Bird Diversity vermindert verspreiding van West-Nijlvirus
Een onderzoek door biologen aan de Washington University in St. Louis toont aan dat hoe diverser een vogelpopulatie in een gebied is, hoe minder kans mensen hebben op blootstelling aan het West Nile Virus. Whohoo! Laten we het horen voor de vogels.

Sommige vogelsoorten zijn een goede zender van het virus, terwijl anderen dat niet zijn. Het idee achter de studie is dat wanneer er meer vogelsoorten in een gebied zijn, er minder kans is op verspreiding van het West-Nijlvirus, omdat er minder mensen zijn die als goede gastheren worden beschouwd. Dit verlaagt op zijn beurt het risico voor de mens.

Sommige vogelsoorten die goede zenders zijn, zijn huisvinken, blauwe gaaien, mussen, kraaien en Robins. Robins zijn de meest productieve drager van het West-Nijlvirus. Dit komt waarschijnlijk omdat ze zich zoveel op de grond voeden dat het voor muggen gemakkelijk is om ze te bijten. De gebieden waar de incidentie van West Nile Virus-reservoirs hoog is, treden meestal op in stedelijke en voorstedelijke gebieden. Hier is de diversiteit laag.

Hoewel de diversiteit van vogels erg belangrijk is, is dit niet de enige factor die de verspreiding van het West Nile Virus beïnvloedt. Het heeft ook te maken met het aandeel vogels. Onderzoeken zeggen dat je niet alleen een diverse groep soorten moet hebben, maar dat de proporties van de soort ook gelijkelijk moeten worden verdeeld. Dus als je bijvoorbeeld 100 dieren en 5 soorten hebt, moet het optimum 20 van elke soort zijn. Onderzoekers hebben geconstateerd dat in stedelijke en voorstedelijke gebieden de verhoudingen meer op 90 van één soort lijken.

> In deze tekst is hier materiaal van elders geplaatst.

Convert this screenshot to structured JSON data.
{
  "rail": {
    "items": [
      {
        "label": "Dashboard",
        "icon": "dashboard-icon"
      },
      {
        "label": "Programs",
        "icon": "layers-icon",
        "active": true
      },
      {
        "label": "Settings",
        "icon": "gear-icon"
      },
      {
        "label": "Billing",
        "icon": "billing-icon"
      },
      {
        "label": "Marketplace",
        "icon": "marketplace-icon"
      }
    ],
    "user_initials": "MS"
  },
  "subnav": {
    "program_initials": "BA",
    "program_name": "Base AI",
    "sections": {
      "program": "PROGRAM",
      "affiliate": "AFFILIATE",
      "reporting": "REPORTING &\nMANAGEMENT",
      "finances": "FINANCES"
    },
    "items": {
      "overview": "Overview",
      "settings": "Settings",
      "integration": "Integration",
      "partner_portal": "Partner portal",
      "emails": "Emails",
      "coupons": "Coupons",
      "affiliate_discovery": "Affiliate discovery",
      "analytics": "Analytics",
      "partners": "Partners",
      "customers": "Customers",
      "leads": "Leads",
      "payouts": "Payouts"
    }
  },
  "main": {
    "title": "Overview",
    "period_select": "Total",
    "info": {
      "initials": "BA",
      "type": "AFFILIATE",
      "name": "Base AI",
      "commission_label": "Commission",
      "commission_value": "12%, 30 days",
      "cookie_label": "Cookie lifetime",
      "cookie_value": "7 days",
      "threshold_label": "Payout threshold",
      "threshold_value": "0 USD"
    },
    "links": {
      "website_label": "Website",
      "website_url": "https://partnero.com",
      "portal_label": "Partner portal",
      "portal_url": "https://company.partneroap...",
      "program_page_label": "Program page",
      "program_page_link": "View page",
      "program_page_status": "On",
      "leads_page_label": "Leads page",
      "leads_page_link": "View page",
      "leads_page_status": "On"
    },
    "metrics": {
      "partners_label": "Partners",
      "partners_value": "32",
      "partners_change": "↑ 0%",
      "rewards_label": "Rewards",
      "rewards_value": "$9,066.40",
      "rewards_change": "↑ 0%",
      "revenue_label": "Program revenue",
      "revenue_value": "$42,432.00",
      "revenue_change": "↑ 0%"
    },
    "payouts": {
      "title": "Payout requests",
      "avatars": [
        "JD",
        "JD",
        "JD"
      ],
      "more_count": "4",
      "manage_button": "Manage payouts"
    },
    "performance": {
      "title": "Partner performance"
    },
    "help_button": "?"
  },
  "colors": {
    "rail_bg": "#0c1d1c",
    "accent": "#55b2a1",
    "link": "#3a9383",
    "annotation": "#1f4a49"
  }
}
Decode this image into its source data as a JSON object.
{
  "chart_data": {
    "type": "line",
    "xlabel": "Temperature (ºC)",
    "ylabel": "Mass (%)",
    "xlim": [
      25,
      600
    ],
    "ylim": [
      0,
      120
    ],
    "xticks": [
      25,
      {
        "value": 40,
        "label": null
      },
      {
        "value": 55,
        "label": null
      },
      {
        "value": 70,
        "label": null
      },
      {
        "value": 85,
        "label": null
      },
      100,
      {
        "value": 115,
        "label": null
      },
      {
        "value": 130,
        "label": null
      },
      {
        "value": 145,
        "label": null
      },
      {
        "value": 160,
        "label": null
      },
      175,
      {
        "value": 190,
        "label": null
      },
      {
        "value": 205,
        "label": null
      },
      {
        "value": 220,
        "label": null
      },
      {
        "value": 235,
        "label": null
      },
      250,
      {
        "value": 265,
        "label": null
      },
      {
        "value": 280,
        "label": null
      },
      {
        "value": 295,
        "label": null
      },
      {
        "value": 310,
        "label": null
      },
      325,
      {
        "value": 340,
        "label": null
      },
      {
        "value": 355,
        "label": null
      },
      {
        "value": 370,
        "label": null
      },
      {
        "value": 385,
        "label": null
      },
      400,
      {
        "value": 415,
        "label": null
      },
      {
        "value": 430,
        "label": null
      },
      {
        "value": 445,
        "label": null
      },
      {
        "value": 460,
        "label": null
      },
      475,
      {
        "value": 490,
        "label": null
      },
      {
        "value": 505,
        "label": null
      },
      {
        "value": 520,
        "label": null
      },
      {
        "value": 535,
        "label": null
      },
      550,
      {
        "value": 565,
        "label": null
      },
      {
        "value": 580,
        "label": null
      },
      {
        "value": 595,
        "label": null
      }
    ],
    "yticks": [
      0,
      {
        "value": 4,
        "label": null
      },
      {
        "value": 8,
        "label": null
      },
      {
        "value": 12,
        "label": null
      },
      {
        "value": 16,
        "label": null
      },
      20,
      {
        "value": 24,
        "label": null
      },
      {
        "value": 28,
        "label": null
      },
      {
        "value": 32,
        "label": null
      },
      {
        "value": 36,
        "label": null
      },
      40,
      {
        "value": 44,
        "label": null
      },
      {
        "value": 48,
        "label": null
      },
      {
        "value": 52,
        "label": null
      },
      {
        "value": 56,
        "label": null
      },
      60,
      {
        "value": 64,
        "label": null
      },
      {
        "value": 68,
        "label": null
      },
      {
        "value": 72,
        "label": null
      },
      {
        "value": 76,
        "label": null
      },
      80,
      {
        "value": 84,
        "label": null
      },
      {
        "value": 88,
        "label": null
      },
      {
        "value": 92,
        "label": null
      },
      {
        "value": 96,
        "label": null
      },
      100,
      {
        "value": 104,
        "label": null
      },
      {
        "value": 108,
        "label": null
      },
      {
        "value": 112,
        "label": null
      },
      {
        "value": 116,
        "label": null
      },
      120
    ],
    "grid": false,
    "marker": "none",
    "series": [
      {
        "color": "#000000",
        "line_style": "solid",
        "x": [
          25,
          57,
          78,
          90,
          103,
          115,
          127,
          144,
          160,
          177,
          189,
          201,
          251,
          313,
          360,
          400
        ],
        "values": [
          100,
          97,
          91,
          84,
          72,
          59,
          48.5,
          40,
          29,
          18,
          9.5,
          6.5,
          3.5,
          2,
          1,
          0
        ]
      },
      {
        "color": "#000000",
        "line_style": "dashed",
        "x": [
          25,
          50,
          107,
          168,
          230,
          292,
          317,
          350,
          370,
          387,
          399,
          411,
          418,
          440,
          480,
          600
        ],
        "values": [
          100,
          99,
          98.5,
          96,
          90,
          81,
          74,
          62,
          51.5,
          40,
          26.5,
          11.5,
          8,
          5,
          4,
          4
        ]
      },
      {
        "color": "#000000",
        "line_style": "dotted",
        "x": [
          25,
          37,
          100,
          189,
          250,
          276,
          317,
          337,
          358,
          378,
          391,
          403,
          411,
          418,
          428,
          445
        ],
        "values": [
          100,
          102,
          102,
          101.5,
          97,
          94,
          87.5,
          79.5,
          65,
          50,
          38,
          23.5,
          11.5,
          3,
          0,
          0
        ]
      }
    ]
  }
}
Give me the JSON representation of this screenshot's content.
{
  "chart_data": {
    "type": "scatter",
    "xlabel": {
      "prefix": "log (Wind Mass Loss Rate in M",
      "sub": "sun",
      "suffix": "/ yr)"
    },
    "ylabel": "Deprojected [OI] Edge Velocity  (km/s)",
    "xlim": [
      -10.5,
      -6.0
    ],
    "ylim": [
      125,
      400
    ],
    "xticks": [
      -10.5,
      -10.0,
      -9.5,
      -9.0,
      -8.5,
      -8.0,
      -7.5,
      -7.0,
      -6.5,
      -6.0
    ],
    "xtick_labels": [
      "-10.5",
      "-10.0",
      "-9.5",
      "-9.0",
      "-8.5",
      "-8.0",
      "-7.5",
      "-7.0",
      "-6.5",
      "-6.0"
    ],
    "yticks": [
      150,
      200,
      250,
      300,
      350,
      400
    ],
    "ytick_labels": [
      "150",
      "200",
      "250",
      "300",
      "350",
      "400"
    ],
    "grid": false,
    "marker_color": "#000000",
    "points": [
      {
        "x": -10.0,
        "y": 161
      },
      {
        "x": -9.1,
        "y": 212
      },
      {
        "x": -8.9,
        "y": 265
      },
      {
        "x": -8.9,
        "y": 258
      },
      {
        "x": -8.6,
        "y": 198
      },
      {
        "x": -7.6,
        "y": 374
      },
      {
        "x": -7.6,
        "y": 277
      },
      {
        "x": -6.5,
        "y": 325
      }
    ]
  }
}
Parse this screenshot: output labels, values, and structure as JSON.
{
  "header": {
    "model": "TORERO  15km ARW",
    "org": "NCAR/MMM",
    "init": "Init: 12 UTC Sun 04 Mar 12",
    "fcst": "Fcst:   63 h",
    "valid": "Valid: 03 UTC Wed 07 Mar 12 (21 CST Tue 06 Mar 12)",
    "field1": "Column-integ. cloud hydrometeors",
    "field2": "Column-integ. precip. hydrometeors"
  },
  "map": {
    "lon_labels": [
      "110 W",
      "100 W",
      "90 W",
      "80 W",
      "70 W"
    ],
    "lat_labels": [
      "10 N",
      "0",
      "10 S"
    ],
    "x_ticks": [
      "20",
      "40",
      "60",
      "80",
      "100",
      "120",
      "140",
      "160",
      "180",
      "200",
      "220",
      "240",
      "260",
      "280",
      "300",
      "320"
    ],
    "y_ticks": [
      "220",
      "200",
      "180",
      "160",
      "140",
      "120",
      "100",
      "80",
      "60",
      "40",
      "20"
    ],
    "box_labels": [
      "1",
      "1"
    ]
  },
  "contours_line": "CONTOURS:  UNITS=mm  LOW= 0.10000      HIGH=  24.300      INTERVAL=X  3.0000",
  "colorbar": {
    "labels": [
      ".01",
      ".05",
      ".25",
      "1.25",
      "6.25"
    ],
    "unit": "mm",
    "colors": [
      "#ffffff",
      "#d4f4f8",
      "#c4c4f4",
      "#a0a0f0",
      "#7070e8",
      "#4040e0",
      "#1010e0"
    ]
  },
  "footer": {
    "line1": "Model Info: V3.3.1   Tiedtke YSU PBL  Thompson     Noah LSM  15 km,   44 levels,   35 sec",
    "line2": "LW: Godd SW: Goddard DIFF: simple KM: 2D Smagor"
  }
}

De studie is grondig onderzocht. Het begon vijf jaar geleden, toen het West-Nijlvirus net veel aandacht begon te krijgen. De onderzoekers identificeerden veel veldsites, zowel in de stad als op het platteland. Dit omvat een gebied net buiten St. Louis, bestaande uit 2000 hectare.

De opgezet muggenvallen en bestudeerden verschillende muggensoorten. De Centers for Disease Control hebben kits geleverd om de muggen op het West Nile Virus te testen. Met behulp van deze kits konden ze drie positieve pools vinden.

Ze vonden de infectiepercentages vrij laag. Het was zoiets als 1 op 1000 met het West Nile Virus. Nadat ze dit in hun testgebied hadden bewezen, breidden ze de studie uit met een groter gebied om ervoor te zorgen dat dit niet alleen een geïsoleerd incident of toeval was. Andere gebieden in St. Louis en de omliggende gebieden ondersteunden deze feiten ook. Hoe groter de diversiteit aan vogelsoorten, hoe lager de incidentie van West-Nijl. En hoe minder diversiteit, hoe groter de kans op de West-Nijl.

Om de studie uit te breiden naar de Verenigde Staten, verzamelden de onderzoekers gegevens over menselijke gevallen van het West-Nijlvirus en vergeleken deze met de diversiteit aan vogelpopulaties in de VS. Nogmaals, hun bevindingen werden ondersteund.

Dit is goed nieuws voor het behoud van vogels. Het feit dat het daadwerkelijk helpen om diversiteit aan te moedigen de gezondheid kan helpen, is een enorme motiverende factor.